I had listened with the greatest interest to the statement which Holmes, in his usual clear way, had put before me. Though most of the facts were known to me, I had not understood well their different importance, or their connection to each other.
“Is it not possible,” I suggested, “that the cut on Straker could have been made by his own knife during the strong shaking that comes after any brain injury?”
“It is more than possible; it is likely,” said Holmes. “If so, one of the main points in favour of the accused is gone.”
“And yet,” I said, “even now I still do not understand what the police’s idea or explanation could be.”
“I am afraid that any idea we make has big problems,” said my companion. “The police think that Fitzroy Simpson drugged the boy and somehow got a second key. He opened the stable door and took the horse, planning to take it away for good. The bridle is missing, so Simpson must have put it on. He left the door open and led the horse over the moor. Then the trainer met him or caught up with him. A fight started. Simpson killed the trainer with his heavy stick. Straker used a small knife to protect himself, but he did not hurt Simpson. After that the thief either took the horse to a secret place, or the horse ran away during the fight and is now walking around on the moor. That is the police story. It does not sound likely, but other ideas sound even less likely. I will check this quickly when I get there, and until then we cannot do much more.”
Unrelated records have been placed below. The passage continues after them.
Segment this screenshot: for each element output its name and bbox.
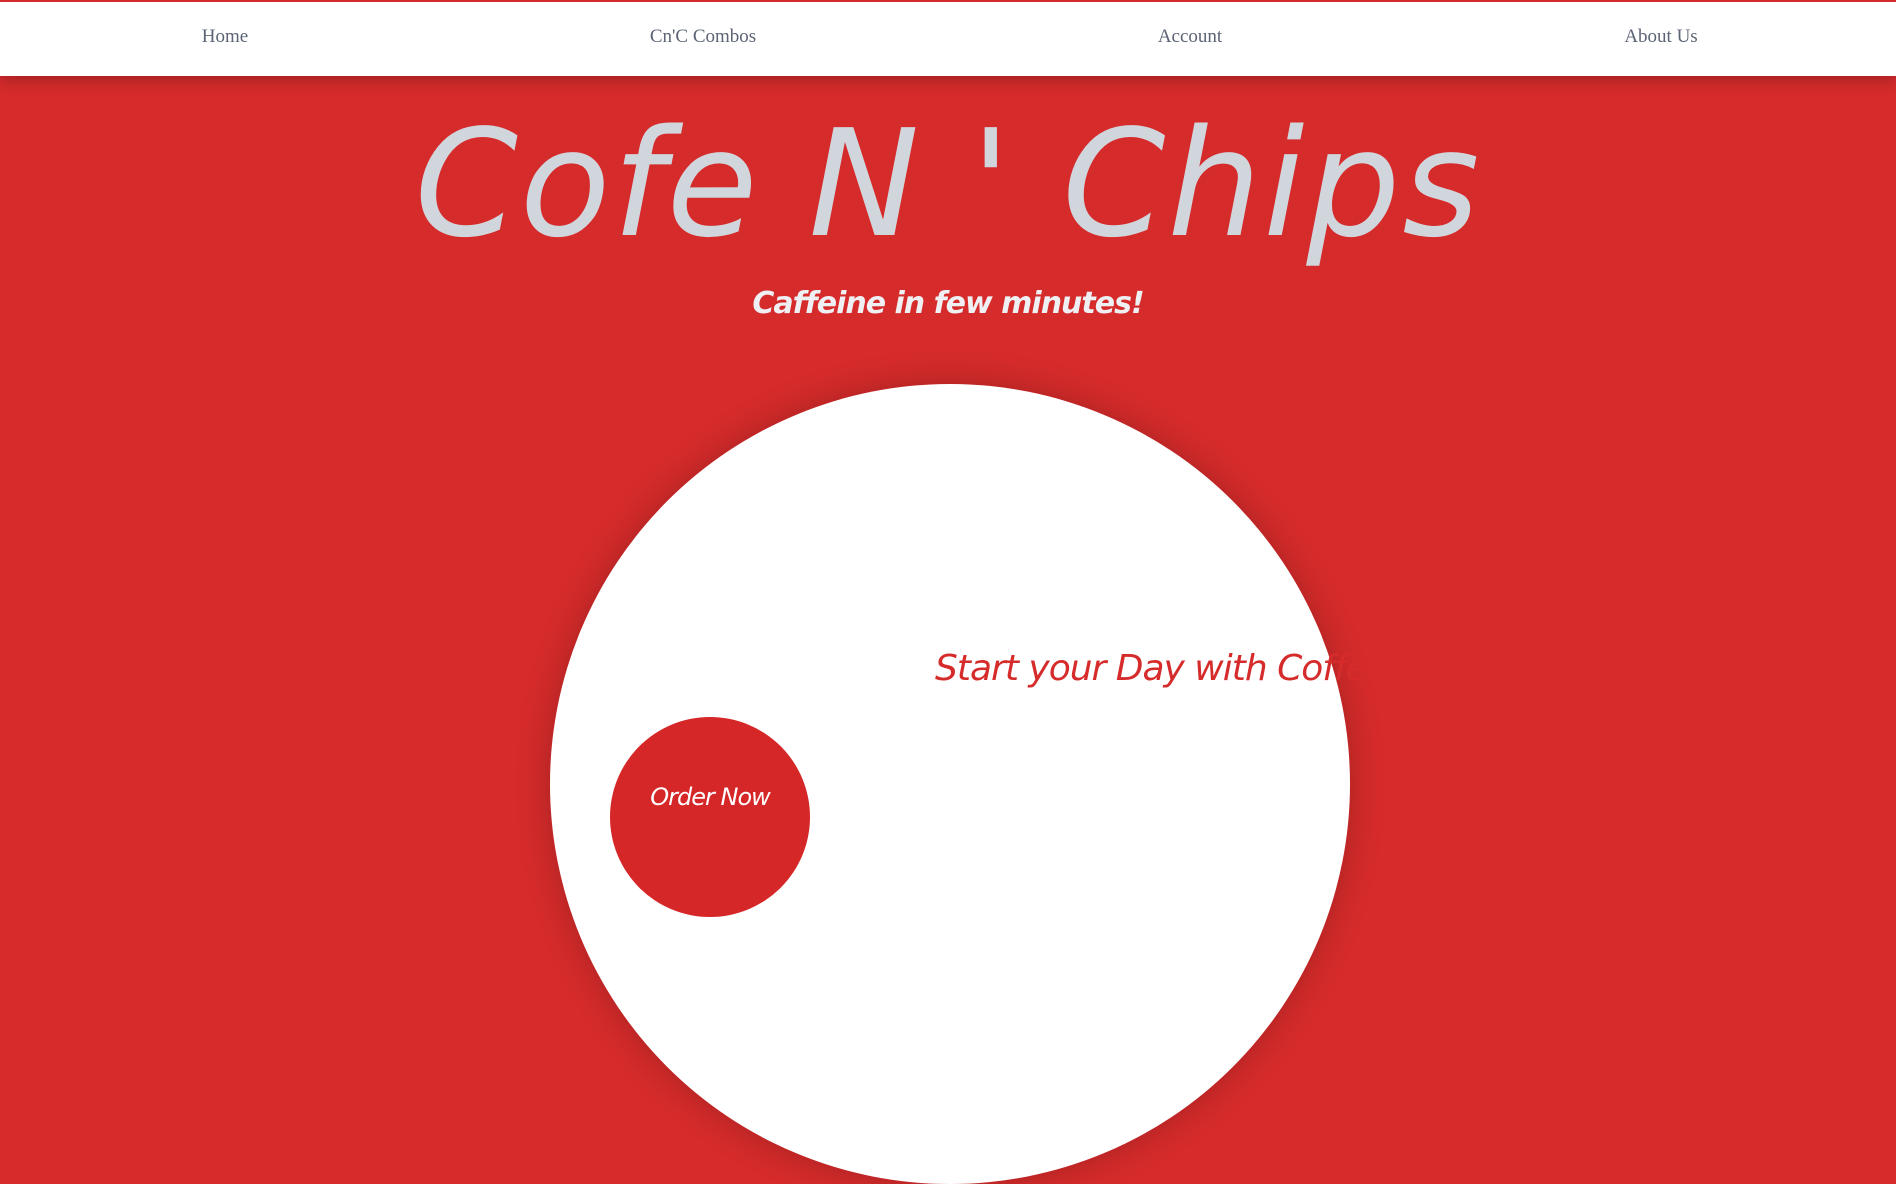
top-navbar: Home Cn'C Combos Account About Us (0, 0, 1896, 76)
nav-home-link[interactable]: Home (202, 26, 248, 48)
nav-combos-link[interactable]: Cn'C Combos (650, 26, 756, 48)
order-now-button[interactable]: Order Now (610, 717, 810, 917)
brand-title: Cofe N ' Chips (414, 98, 1482, 270)
nav-account-link[interactable]: Account (1158, 26, 1222, 48)
nav-about-link[interactable]: About Us (1624, 26, 1697, 48)
brand-subtitle: Caffeine in few minutes! (752, 286, 1144, 321)
hero-tagline: Start your Day with Coffee (935, 648, 1389, 689)
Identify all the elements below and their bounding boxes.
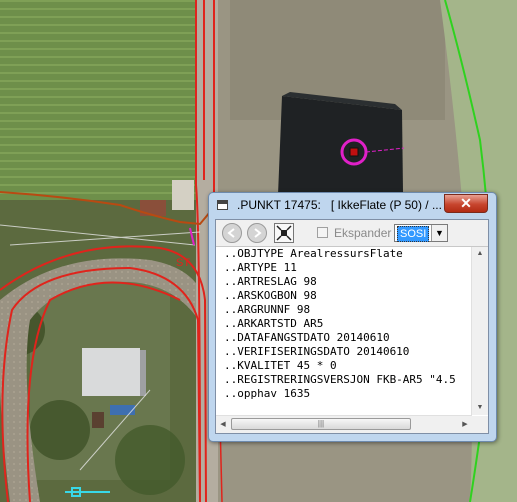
window-icon [217, 200, 228, 210]
sosi-line: ..ARKARTSTD AR5 [224, 317, 324, 330]
sosi-line: ..OBJTYPE ArealressursFlate [224, 247, 403, 260]
building [278, 96, 403, 195]
format-select[interactable]: SOSI ▼ [394, 224, 448, 242]
sosi-line: ..ARGRUNNF 98 [224, 303, 311, 316]
sosi-line: ..VERIFISERINGSDATO 20140610 [224, 345, 410, 358]
scroll-left-icon[interactable]: ◀ [216, 416, 230, 433]
back-button[interactable] [222, 223, 242, 243]
expand-checkbox[interactable] [317, 227, 328, 238]
arrow-right-icon [254, 228, 262, 238]
toolbar: Ekspander SOSI ▼ [216, 220, 488, 247]
forward-button[interactable] [247, 223, 267, 243]
sosi-line: ..ARSKOGBON 98 [224, 289, 317, 302]
window-titlebar[interactable]: .PUNKT 17475: [ IkkeFlate (P 50) / ... ✕ [209, 193, 496, 218]
object-info-window[interactable]: .PUNKT 17475: [ IkkeFlate (P 50) / ... ✕… [208, 192, 497, 442]
horizontal-scrollbar[interactable]: ◀ ||| ▶ [216, 415, 472, 433]
sosi-line: ..opphav 1635 [224, 387, 311, 400]
field-area [0, 0, 200, 200]
format-select-value: SOSI [397, 226, 430, 242]
window-title: .PUNKT 17475: [ IkkeFlate (P 50) / ... [237, 198, 442, 212]
scroll-up-icon[interactable]: ▲ [472, 247, 488, 261]
sosi-line: ..REGISTRERINGSVERSJON FKB-AR5 "4.5 [224, 373, 456, 386]
small-structure [140, 200, 166, 216]
scroll-corner [472, 416, 488, 433]
sosi-line: ..DATAFANGSTDATO 20140610 [224, 331, 390, 344]
window-content: Ekspander SOSI ▼ ..OBJTYPE ArealressursF… [215, 219, 489, 434]
crosshair-icon [276, 225, 292, 241]
scroll-down-icon[interactable]: ▼ [472, 401, 488, 415]
shed [82, 348, 140, 396]
map-label-st: ST [176, 257, 190, 269]
sosi-text-area[interactable]: ..OBJTYPE ArealressursFlate ..ARTYPE 11 … [216, 247, 472, 415]
scroll-right-icon[interactable]: ▶ [458, 416, 472, 433]
arrow-left-icon [227, 228, 235, 238]
sosi-line: ..KVALITET 45 * 0 [224, 359, 337, 372]
vertical-scrollbar[interactable]: ▲ ▼ [471, 247, 488, 415]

It was evening when we reached the small town of Tavistock. It lies in the middle of the big moor, Dartmoor. Two gentlemen were waiting for us at the station. One was a tall, fair man with hair and beard like a lion, and sharp light blue eyes. The other was a small, quick man, very neat, in a frock-coat and gaiters, with small side-whiskers and a glass over one eye. The small man was Colonel Ross, a well-known sportsman. The tall man was Inspector Gregory, a detective who was quickly making his name in the English police.
“I am very glad that you have come here, Mr. Holmes,” said the Colonel. “The Inspector here has done everything that anyone could think of, but I want to try every possible way to punish the person who hurt poor Straker and to get my horse back.”
“Have there been any new events?” asked Holmes.
“I am sorry to say that we have not made much progress,” said the Inspector. “We have an open carriage outside, and as you would surely like to see the place before it gets dark, we can talk about it as we drive.”
A minute later we were all seated in a comfortable carriage, and we rode quickly through the old city in Devon. Inspector Gregory talked a lot about the case, while Holmes asked a few short questions. Colonel Ross leaned back with his arms crossed and his hat low over his eyes, and I listened with interest to the two detectives. Gregory explained his idea, which was almost the same as what Holmes had said on the train.
“We are very close to catching Fitzroy Simpson,” he said, “and I believe he is our man. At the same time I know the evidence is only from the situation, and some new event may change it.”
“What about Straker’s knife?”
We are quite sure that he hurt himself when he fell down to the ground.
“My friend, Dr. Watson, gave me that idea as we came down. If that is true, it would be bad for this man, Simpson.”